Recovering dreamer

by

When I was younger, I was a romantic. I don’t mean romantic in the lovey-dovey sense. I mean I had big hopes and dreams. I craved adventure and true love. I wanted to move to Europe and drink coffee and write books. Perhaps most importantly, I listened to music that gave words to the yearnings in my heart I couldn’t put into words.

My Auburn roommate and I used to sit outside on our teeny porch and listen to Joni Mitchell and talk about what we hoped our future life would look like. We would drive down country roads with windows open and music blaring— Paul Simon or Counting Crows or some college garage band. We wanted to savor that fleeting moment that only comes along every so often —and mostly only to the young — when you grasp that the world is a big place, you’re a small but important part of it, and you really can do anything you want.

After college, many of my friendships revolved around music. We listened to it, talked about it, went to hear it live. I had a zip-up CD case as big as a suitcase. I was always reading liner notes to find lyrics that articulated the exact notion in my heart. When I couldn’t put it into words, U2 or David Gray or Josh Ritter could.

Fast-forward a few years and I’m married with children. My life is full and chaotic and incredibly blessed. I have no idea who Florence and the Machine is, or Bruno Mars or Drake. Instead, the “No More Monkeys” Pandora channel is in top rotation. The only CDs I have are kids’ music. Liner notes—what are those?

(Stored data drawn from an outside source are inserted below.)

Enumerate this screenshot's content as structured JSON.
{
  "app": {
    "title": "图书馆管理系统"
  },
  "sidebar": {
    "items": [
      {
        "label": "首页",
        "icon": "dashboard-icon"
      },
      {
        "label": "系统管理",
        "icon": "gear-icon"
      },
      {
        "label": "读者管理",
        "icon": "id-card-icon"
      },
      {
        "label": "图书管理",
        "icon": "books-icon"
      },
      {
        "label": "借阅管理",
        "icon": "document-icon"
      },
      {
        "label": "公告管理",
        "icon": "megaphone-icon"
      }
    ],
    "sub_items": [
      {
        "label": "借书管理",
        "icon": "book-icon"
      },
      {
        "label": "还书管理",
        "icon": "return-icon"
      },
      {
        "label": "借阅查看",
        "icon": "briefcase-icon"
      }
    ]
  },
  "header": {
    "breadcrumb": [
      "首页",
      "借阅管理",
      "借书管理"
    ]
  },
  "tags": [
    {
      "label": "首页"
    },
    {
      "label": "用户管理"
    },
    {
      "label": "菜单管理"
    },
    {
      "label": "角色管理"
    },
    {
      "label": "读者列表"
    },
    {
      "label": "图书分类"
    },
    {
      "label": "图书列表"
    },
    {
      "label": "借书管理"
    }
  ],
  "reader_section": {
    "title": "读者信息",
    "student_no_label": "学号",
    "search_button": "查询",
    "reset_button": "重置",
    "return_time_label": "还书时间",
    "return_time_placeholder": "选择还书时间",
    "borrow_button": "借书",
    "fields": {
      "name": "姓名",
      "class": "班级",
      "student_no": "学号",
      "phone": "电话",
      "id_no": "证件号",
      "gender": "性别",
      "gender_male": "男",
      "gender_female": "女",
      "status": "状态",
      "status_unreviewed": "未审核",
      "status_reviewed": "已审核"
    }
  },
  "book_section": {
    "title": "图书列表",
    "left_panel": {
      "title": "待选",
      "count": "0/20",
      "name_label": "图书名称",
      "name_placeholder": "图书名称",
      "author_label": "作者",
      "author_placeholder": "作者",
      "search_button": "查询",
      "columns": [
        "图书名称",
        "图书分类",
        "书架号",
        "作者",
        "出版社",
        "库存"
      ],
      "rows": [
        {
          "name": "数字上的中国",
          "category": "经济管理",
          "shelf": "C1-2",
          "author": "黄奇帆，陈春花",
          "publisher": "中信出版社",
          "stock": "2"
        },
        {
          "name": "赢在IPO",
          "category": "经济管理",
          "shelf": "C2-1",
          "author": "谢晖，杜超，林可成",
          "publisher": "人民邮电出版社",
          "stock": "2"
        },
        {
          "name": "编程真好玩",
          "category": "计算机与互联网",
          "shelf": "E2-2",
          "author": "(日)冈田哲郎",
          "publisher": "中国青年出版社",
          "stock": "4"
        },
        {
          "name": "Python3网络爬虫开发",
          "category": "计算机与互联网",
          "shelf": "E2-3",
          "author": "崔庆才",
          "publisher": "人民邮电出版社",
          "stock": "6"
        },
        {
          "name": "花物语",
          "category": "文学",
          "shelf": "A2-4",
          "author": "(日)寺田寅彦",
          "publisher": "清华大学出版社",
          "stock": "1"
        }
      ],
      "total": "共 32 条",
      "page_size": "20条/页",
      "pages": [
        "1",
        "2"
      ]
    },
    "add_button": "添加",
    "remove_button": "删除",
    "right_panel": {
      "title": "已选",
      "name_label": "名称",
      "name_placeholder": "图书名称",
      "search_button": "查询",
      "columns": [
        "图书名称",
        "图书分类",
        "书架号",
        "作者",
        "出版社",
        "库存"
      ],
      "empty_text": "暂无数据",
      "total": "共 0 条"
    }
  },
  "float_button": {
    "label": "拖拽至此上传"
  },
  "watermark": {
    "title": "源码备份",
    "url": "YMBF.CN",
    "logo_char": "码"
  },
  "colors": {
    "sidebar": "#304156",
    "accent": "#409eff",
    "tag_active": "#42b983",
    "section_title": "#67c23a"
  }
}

I still think about that young, idealistic girl I used to be, the one with a tune running through her head and a heart almost bursting with hopes and dreams. I assumed she was gone, replaced by someone more mature and grounded, less apt to be carried away by flights of fancy.

Then I get in the car to drive by myself to Atlanta for a baby shower. It starts raining and I get tired, so I turn on some music. Before long, the music is so loud I can’t hear the pounding rain. I’m singing, but I’m also remembering not just who I used to be, but also dreams that are still buried in my heart. I remember hopes and yearnings that didn’t disappear now that Jack Johnson sings about Curious George and sitting on the back porch means playing house and drawing with sidewalk chalk.

At the shower, I found myself talking to two girls holding their small babies. After some polite conversation, they started asking questions. Nursing, how long to wait before having the second child, feeling overwhelmed. I answered honestly and encouraged them as best as I could. Their questions made me long for my own two children tucked into bed and my husband waiting for me at home.

The day was a strange mixture of the woman I am now and the romantic girl I used to be. I am 100 percent sure I am exactly where God wants me to be; otherwise, I would be somewhere else. But I was so happy to run into the girl who used to turn the music up, roll the windows down and dream big dreams. I’m glad she hasn’t totally disappeared. All I needed was a stretch of highway, some good music and time to remember.